BAB I PENDAHULUAN 1.1 Latar Belakang Sektor pertanian dan perkebunan memegang peranan penting dan merupakan sektor dalam perekonomian negara berkembang termasuk Indonesia. Pentingnya sektor-sektor pertanian dan perkebunan di tunjukkan oleh beberapa faktor diantaranya sektor pertanian dan perkebunan yang dapat memberikan sumbangan yang besar terhadap kesejahteraan rakyat Indonesia.Salah satu komoditi perkebunan yang mempunyai peluang sangat besar adalah tanaman kopi dan Indonesia adalah 5 negara penghasil kopi terbesar di dunia. Tanaman kopi merupakan komoditi ekspor yang cukup menggembirakan karena mempunyai nilai ekonomis yang relatif tinggi di pasaran dunia.

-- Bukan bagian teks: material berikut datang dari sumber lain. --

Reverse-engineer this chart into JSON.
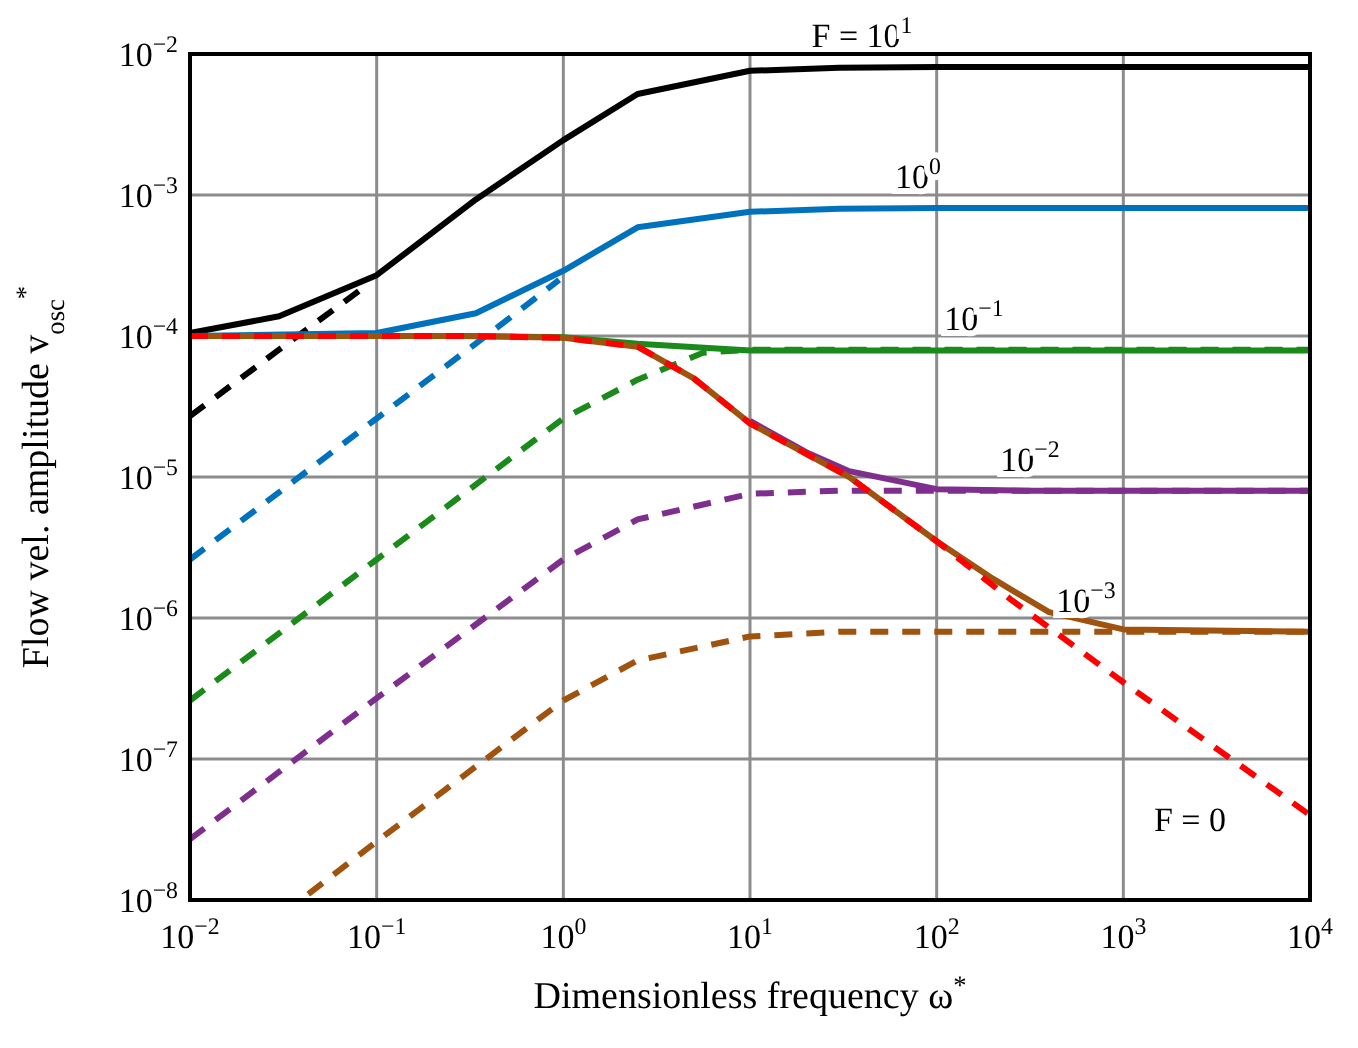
{
  "chart_data": {
    "type": "line",
    "xlabel": "Dimensionless frequency ω$^{*}$",
    "ylabel": "Flow vel. amplitude v$_{osc}$$^{*}$",
    "log": "xy",
    "grid": true,
    "xlim": [
      0.01,
      10000
    ],
    "xticks": [
      {
        "value": 0.01,
        "label": "10$^{−2}$"
      },
      {
        "value": 0.1,
        "label": "10$^{−1}$"
      },
      {
        "value": 1,
        "label": "10$^{0}$"
      },
      {
        "value": 10,
        "label": "10$^{1}$"
      },
      {
        "value": 100,
        "label": "10$^{2}$"
      },
      {
        "value": 1000,
        "label": "10$^{3}$"
      },
      {
        "value": 10000,
        "label": "10$^{4}$"
      }
    ],
    "ylim": [
      1e-08,
      0.01
    ],
    "yticks": [
      {
        "value": 1e-08,
        "label": "10$^{−8}$"
      },
      {
        "value": 1e-07,
        "label": "10$^{−7}$"
      },
      {
        "value": 1e-06,
        "label": "10$^{−6}$"
      },
      {
        "value": 1e-05,
        "label": "10$^{−5}$"
      },
      {
        "value": 0.0001,
        "label": "10$^{−4}$"
      },
      {
        "value": 0.001,
        "label": "10$^{−3}$"
      },
      {
        "value": 0.01,
        "label": "10$^{−2}$"
      }
    ],
    "series": [
      {
        "color": "#000000",
        "line_style": "dashed",
        "x": [
          0.01,
          0.03,
          0.089
        ],
        "values": [
          2.7e-05,
          8e-05,
          0.00023
        ]
      },
      {
        "color": "#0072bd",
        "line_style": "dashed",
        "x": [
          0.01,
          0.1,
          0.5,
          0.95
        ],
        "values": [
          2.6e-06,
          2.6e-05,
          0.00013,
          0.00025
        ]
      },
      {
        "color": "#1a8a1a",
        "line_style": "dashed",
        "x": [
          0.01,
          0.1,
          1,
          2.5,
          5.6,
          10,
          10000
        ],
        "values": [
          2.6e-07,
          2.6e-06,
          2.6e-05,
          4.9e-05,
          7.6e-05,
          8e-05,
          8e-05
        ]
      },
      {
        "color": "#7e2f8e",
        "line_style": "dashed",
        "x": [
          0.01,
          0.1,
          1,
          2.5,
          10,
          30,
          100,
          10000
        ],
        "values": [
          2.7e-08,
          2.7e-07,
          2.6e-06,
          5e-06,
          7.6e-06,
          8e-06,
          8e-06,
          8e-06
        ]
      },
      {
        "color": "#a0520f",
        "line_style": "dashed",
        "x": [
          0.043,
          0.1,
          1,
          2.5,
          10,
          30,
          10000
        ],
        "values": [
          1.1e-08,
          2.6e-08,
          2.6e-07,
          5e-07,
          7.4e-07,
          8e-07,
          8e-07
        ]
      },
      {
        "name": "F = 10$^{1}$",
        "color": "#000000",
        "x": [
          0.01,
          0.03,
          0.1,
          0.34,
          1,
          2.5,
          10,
          30,
          100,
          10000
        ],
        "values": [
          0.000105,
          0.000138,
          0.00027,
          0.00093,
          0.00245,
          0.0052,
          0.0076,
          0.008,
          0.0081,
          0.0081
        ]
      },
      {
        "name": "10$^{0}$",
        "color": "#0072bd",
        "x": [
          0.01,
          0.1,
          0.34,
          1,
          2.5,
          10,
          30,
          100,
          10000
        ],
        "values": [
          0.0001,
          0.000105,
          0.000145,
          0.00029,
          0.00059,
          0.00076,
          0.0008,
          0.00081,
          0.00081
        ]
      },
      {
        "name": "10$^{−1}$",
        "color": "#1a8a1a",
        "x": [
          0.01,
          0.3,
          1,
          2.5,
          10,
          30,
          10000
        ],
        "values": [
          0.0001,
          0.0001,
          9.8e-05,
          8.8e-05,
          7.9e-05,
          7.9e-05,
          7.9e-05
        ]
      },
      {
        "name": "10$^{−2}$",
        "color": "#7e2f8e",
        "x": [
          10,
          20,
          34,
          100,
          300,
          10000
        ],
        "values": [
          2.5e-05,
          1.5e-05,
          1.1e-05,
          8.2e-06,
          8e-06,
          8e-06
        ]
      },
      {
        "name": "10$^{−3}$",
        "color": "#a0520f",
        "x": [
          0.01,
          0.3,
          1,
          2.5,
          5,
          10,
          34,
          100,
          200,
          400,
          1000,
          10000
        ],
        "values": [
          0.0001,
          0.0001,
          9.7e-05,
          8.4e-05,
          5e-05,
          2.4e-05,
          1e-05,
          3.5e-06,
          1.9e-06,
          1.1e-06,
          8.3e-07,
          8e-07
        ]
      },
      {
        "name": "F = 0",
        "color": "#ff0000",
        "line_style": "dashed",
        "x": [
          0.01,
          0.3,
          1,
          2.5,
          5,
          10,
          34,
          100,
          250,
          1000,
          10000
        ],
        "values": [
          0.0001,
          0.0001,
          9.7e-05,
          8.4e-05,
          5e-05,
          2.4e-05,
          1e-05,
          3.5e-06,
          1.35e-06,
          3.5e-07,
          4e-08
        ]
      }
    ]
  }
}
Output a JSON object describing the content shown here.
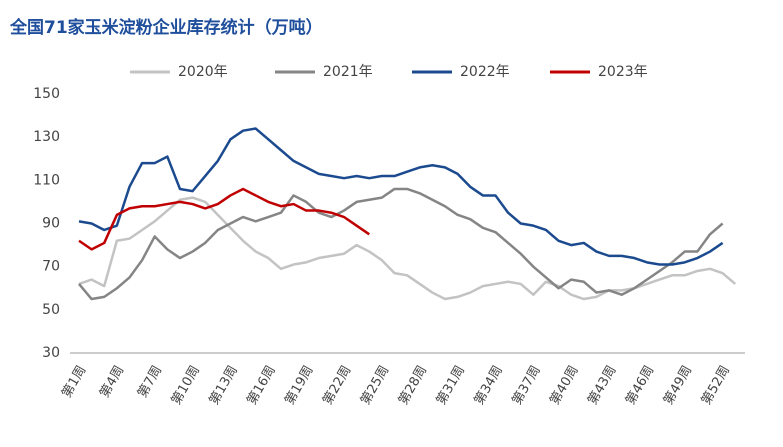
{
  "chart_data": {
    "type": "line",
    "title": "全国71家玉米淀粉企业库存统计（万吨）",
    "categories": [
      "第1周",
      null,
      null,
      "第4周",
      null,
      null,
      "第7周",
      null,
      null,
      "第10周",
      null,
      null,
      "第13周",
      null,
      null,
      "第16周",
      null,
      null,
      "第19周",
      null,
      null,
      "第22周",
      null,
      null,
      "第25周",
      null,
      null,
      "第28周",
      null,
      null,
      "第31周",
      null,
      null,
      "第34周",
      null,
      null,
      "第37周",
      null,
      null,
      "第40周",
      null,
      null,
      "第43周",
      null,
      null,
      "第46周",
      null,
      null,
      "第49周",
      null,
      null,
      "第52周",
      null
    ],
    "series": [
      {
        "name": "2020年",
        "color": "#c3c3c3",
        "values": [
          62,
          64,
          61,
          82,
          83,
          87,
          91,
          96,
          101,
          102,
          100,
          94,
          88,
          82,
          77,
          74,
          69,
          71,
          72,
          74,
          75,
          76,
          80,
          77,
          73,
          67,
          66,
          62,
          58,
          55,
          56,
          58,
          61,
          62,
          63,
          62,
          57,
          63,
          61,
          57,
          55,
          56,
          59,
          59,
          60,
          62,
          64,
          66,
          66,
          68,
          69,
          67,
          62
        ]
      },
      {
        "name": "2021年",
        "color": "#858585",
        "values": [
          62,
          55,
          56,
          60,
          65,
          73,
          84,
          78,
          74,
          77,
          81,
          87,
          90,
          93,
          91,
          93,
          95,
          103,
          100,
          95,
          93,
          96,
          100,
          101,
          102,
          106,
          106,
          104,
          101,
          98,
          94,
          92,
          88,
          86,
          81,
          76,
          70,
          65,
          60,
          64,
          63,
          58,
          59,
          57,
          60,
          64,
          68,
          72,
          77,
          77,
          85,
          90,
          null
        ]
      },
      {
        "name": "2022年",
        "color": "#1b4a8f",
        "values": [
          91,
          90,
          87,
          89,
          107,
          118,
          118,
          121,
          106,
          105,
          112,
          119,
          129,
          133,
          134,
          129,
          124,
          119,
          116,
          113,
          112,
          111,
          112,
          111,
          112,
          112,
          114,
          116,
          117,
          116,
          113,
          107,
          103,
          103,
          95,
          90,
          89,
          87,
          82,
          80,
          81,
          77,
          75,
          75,
          74,
          72,
          71,
          71,
          72,
          74,
          77,
          81,
          null
        ]
      },
      {
        "name": "2023年",
        "color": "#c00000",
        "values": [
          82,
          78,
          81,
          94,
          97,
          98,
          98,
          99,
          100,
          99,
          97,
          99,
          103,
          106,
          103,
          100,
          98,
          99,
          96,
          96,
          95,
          93,
          89,
          85,
          null,
          null,
          null,
          null,
          null,
          null,
          null,
          null,
          null,
          null,
          null,
          null,
          null,
          null,
          null,
          null,
          null,
          null,
          null,
          null,
          null,
          null,
          null,
          null,
          null,
          null,
          null,
          null,
          null
        ]
      }
    ],
    "ylim": [
      30,
      150
    ],
    "yticks": [
      30,
      50,
      70,
      90,
      110,
      130,
      150
    ]
  }
}
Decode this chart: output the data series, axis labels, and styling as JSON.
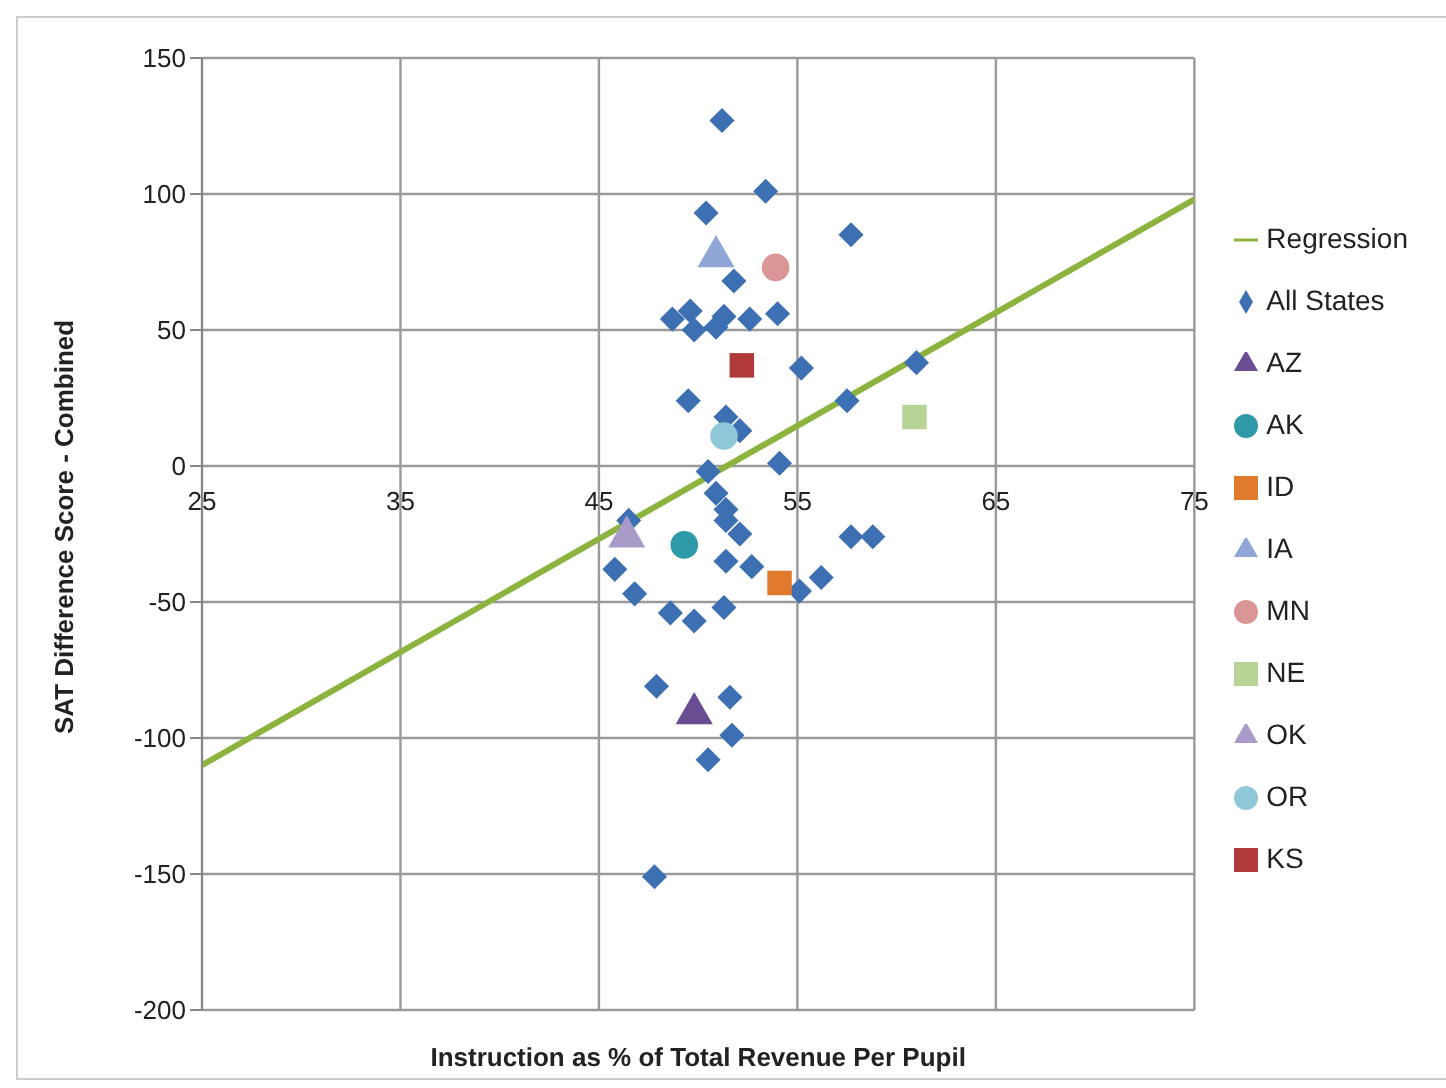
{
  "chart_data": {
    "type": "scatter",
    "xlabel": "Instruction as % of Total Revenue Per Pupil",
    "ylabel": "SAT Difference Score - Combined",
    "xlim": [
      25,
      75
    ],
    "xticks": [
      25,
      35,
      45,
      55,
      65,
      75
    ],
    "ylim": [
      -200,
      150
    ],
    "yticks": [
      -200,
      -150,
      -100,
      -50,
      0,
      50,
      100,
      150
    ],
    "grid": true,
    "legend": "right",
    "series": [
      {
        "name": "Regression",
        "type": "line",
        "color": "#8db33f",
        "marker": "none",
        "line_style": "solid",
        "x": [
          25,
          75
        ],
        "values": [
          -110,
          98
        ]
      },
      {
        "name": "All States",
        "color": "#3d70b2",
        "marker": "diamond",
        "x": [
          51.2,
          53.4,
          50.4,
          57.7,
          51.8,
          49.6,
          48.7,
          49.8,
          50.9,
          51.3,
          52.6,
          54.0,
          55.2,
          61.0,
          49.5,
          51.4,
          52.1,
          57.5,
          54.1,
          50.5,
          50.9,
          51.4,
          51.4,
          52.1,
          46.5,
          51.4,
          52.7,
          45.8,
          46.8,
          48.6,
          49.8,
          51.3,
          56.2,
          55.1,
          57.7,
          58.8,
          47.9,
          51.6,
          51.7,
          50.5,
          47.8
        ],
        "values": [
          127,
          101,
          93,
          85,
          68,
          57,
          54,
          50,
          51,
          55,
          54,
          56,
          36,
          38,
          24,
          18,
          13,
          24,
          1,
          -2,
          -10,
          -16,
          -20,
          -25,
          -20,
          -35,
          -37,
          -38,
          -47,
          -54,
          -57,
          -52,
          -41,
          -46,
          -26,
          -26,
          -81,
          -85,
          -99,
          -108,
          -151
        ]
      },
      {
        "name": "AZ",
        "type": "scatter",
        "color": "#6a4c93",
        "marker": "triangle",
        "x": [
          49.8
        ],
        "values": [
          -91
        ]
      },
      {
        "name": "AK",
        "type": "scatter",
        "color": "#2e9aa8",
        "marker": "circle",
        "x": [
          49.3
        ],
        "values": [
          -29
        ]
      },
      {
        "name": "ID",
        "type": "scatter",
        "color": "#e07b2e",
        "marker": "square",
        "x": [
          54.1
        ],
        "values": [
          -43
        ]
      },
      {
        "name": "IA",
        "type": "scatter",
        "color": "#8fa6d6",
        "marker": "triangle",
        "x": [
          50.9
        ],
        "values": [
          77
        ]
      },
      {
        "name": "MN",
        "type": "scatter",
        "color": "#d99694",
        "marker": "circle",
        "x": [
          53.9
        ],
        "values": [
          73
        ]
      },
      {
        "name": "NE",
        "type": "scatter",
        "color": "#b7d496",
        "marker": "square",
        "x": [
          60.9
        ],
        "values": [
          18
        ]
      },
      {
        "name": "OK",
        "type": "scatter",
        "color": "#a99bc9",
        "marker": "triangle",
        "x": [
          46.4
        ],
        "values": [
          -26
        ]
      },
      {
        "name": "OR",
        "type": "scatter",
        "color": "#8fc8d9",
        "marker": "circle",
        "x": [
          51.3
        ],
        "values": [
          11
        ]
      },
      {
        "name": "KS",
        "type": "scatter",
        "color": "#b03a3a",
        "marker": "square",
        "x": [
          52.2
        ],
        "values": [
          37
        ]
      }
    ]
  }
}
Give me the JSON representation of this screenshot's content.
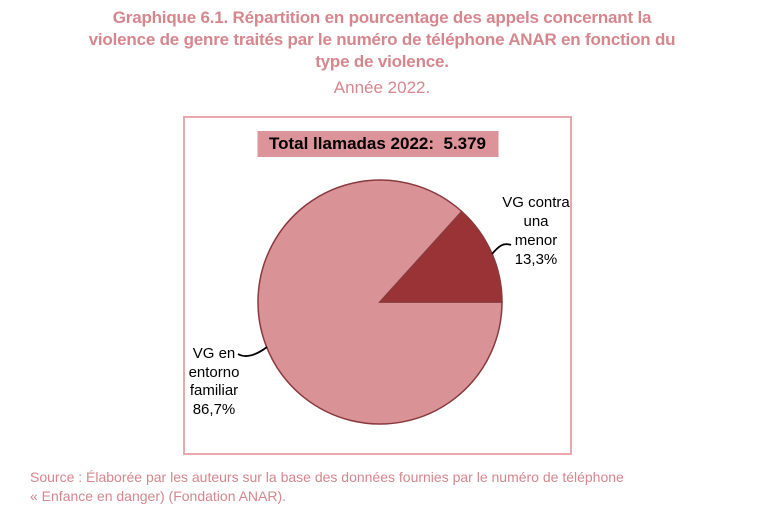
{
  "title": {
    "lines": [
      "Graphique 6.1. Répartition en pourcentage des appels concernant la",
      "violence de genre traités par le numéro de téléphone ANAR en fonction du",
      "type de violence."
    ],
    "subtitle": "Année 2022.",
    "color": "#d6868d"
  },
  "chart_box": {
    "border_color": "#e9a8ac",
    "total_label": "Total llamadas 2022:  5.379",
    "total_label_bg": "#dc939a"
  },
  "chart_data": {
    "type": "pie",
    "title": "Total llamadas 2022: 5.379",
    "total_calls_2022": "5.379",
    "start_angle_deg": 0,
    "direction": "clockwise",
    "legend_position": "callout-labels",
    "outline_color": "#8a3a3f",
    "slices": [
      {
        "label": "VG en entorno familiar",
        "pct": 86.7,
        "pct_display": "86,7%",
        "color": "#d99296"
      },
      {
        "label": "VG contra una menor",
        "pct": 13.3,
        "pct_display": "13,3%",
        "color": "#993335"
      }
    ]
  },
  "callouts": {
    "right": {
      "lines": [
        "VG contra",
        "una",
        "menor",
        "13,3%"
      ]
    },
    "left": {
      "lines": [
        "VG en",
        "entorno",
        "familiar",
        "86,7%"
      ]
    }
  },
  "source": {
    "lines": [
      "Source : Élaborée par les auteurs sur la base des données fournies par le numéro de téléphone",
      "« Enfance en danger) (Fondation ANAR)."
    ],
    "color": "#d6868d"
  }
}
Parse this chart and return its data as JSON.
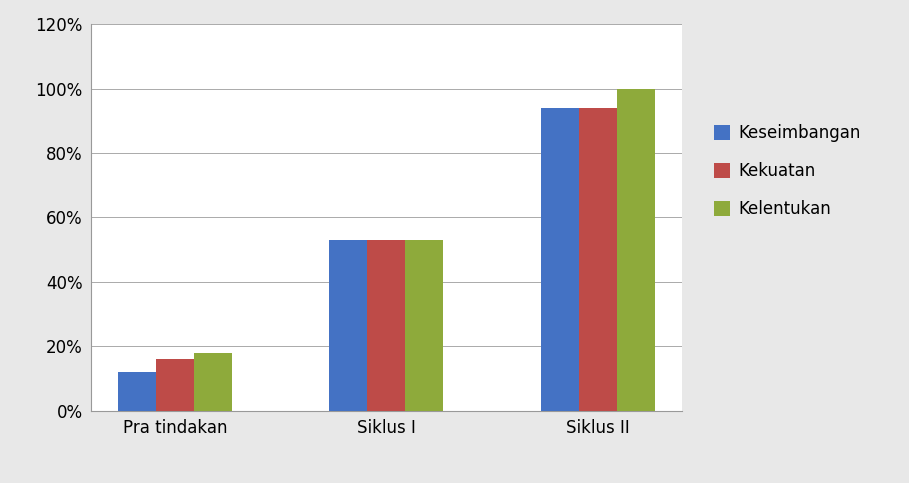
{
  "categories": [
    "Pra tindakan",
    "Siklus I",
    "Siklus II"
  ],
  "series": {
    "Keseimbangan": [
      0.12,
      0.53,
      0.94
    ],
    "Kekuatan": [
      0.16,
      0.53,
      0.94
    ],
    "Kelentukan": [
      0.18,
      0.53,
      1.0
    ]
  },
  "colors": {
    "Keseimbangan": "#4472C4",
    "Kekuatan": "#BE4B48",
    "Kelentukan": "#8EAA3B"
  },
  "ylim": [
    0,
    1.2
  ],
  "yticks": [
    0,
    0.2,
    0.4,
    0.6,
    0.8,
    1.0,
    1.2
  ],
  "ytick_labels": [
    "0%",
    "20%",
    "40%",
    "60%",
    "80%",
    "100%",
    "120%"
  ],
  "legend_labels": [
    "Keseimbangan",
    "Kekuatan",
    "Kelentukan"
  ],
  "bar_width": 0.18,
  "background_color": "#FFFFFF",
  "outer_background": "#E8E8E8",
  "grid_color": "#AAAAAA",
  "legend_fontsize": 12,
  "tick_fontsize": 12,
  "label_fontsize": 12
}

Sampai saat ini sasaran pasar komoditas kopi Indonesia masih mengandalkan pasar ekspor yang tersebar di berbagai kota besar di Negara maju antara lain: Jepang, Amerika Serikat, Jerman, Italia dan Belanda, hal ini dikarenakan konsumsi per kapita dalam negeri sendiri masih sangat rendah dan pertumbuhannya pun juga rendah, sementara di pusat-pusat konsumen di luar negeri, pertumbuhan konsumsi tampaknya cukup mantap. Dengan demikian perubahan harga di pasar dunia dan dalam negeri mempunyai hubungan yang erat dan bahkan mungkin saling mempengaruhi satu sama lain, karena harga yang akan diterima oleh pengekspor akan menjadi dasar penentuan harga yang akan dibayar ke pedagang perantara dan secara berantai akhirnya kepada petani produsen dan sebaliknya. Selanjutnya harga yang diterima petani akan menjadi penentu seberapa banyak volume produksi kopi yang akan dijual ke pasar atau ke pedagang perantara atau pedagang ekspor (Hutabarat, 2006).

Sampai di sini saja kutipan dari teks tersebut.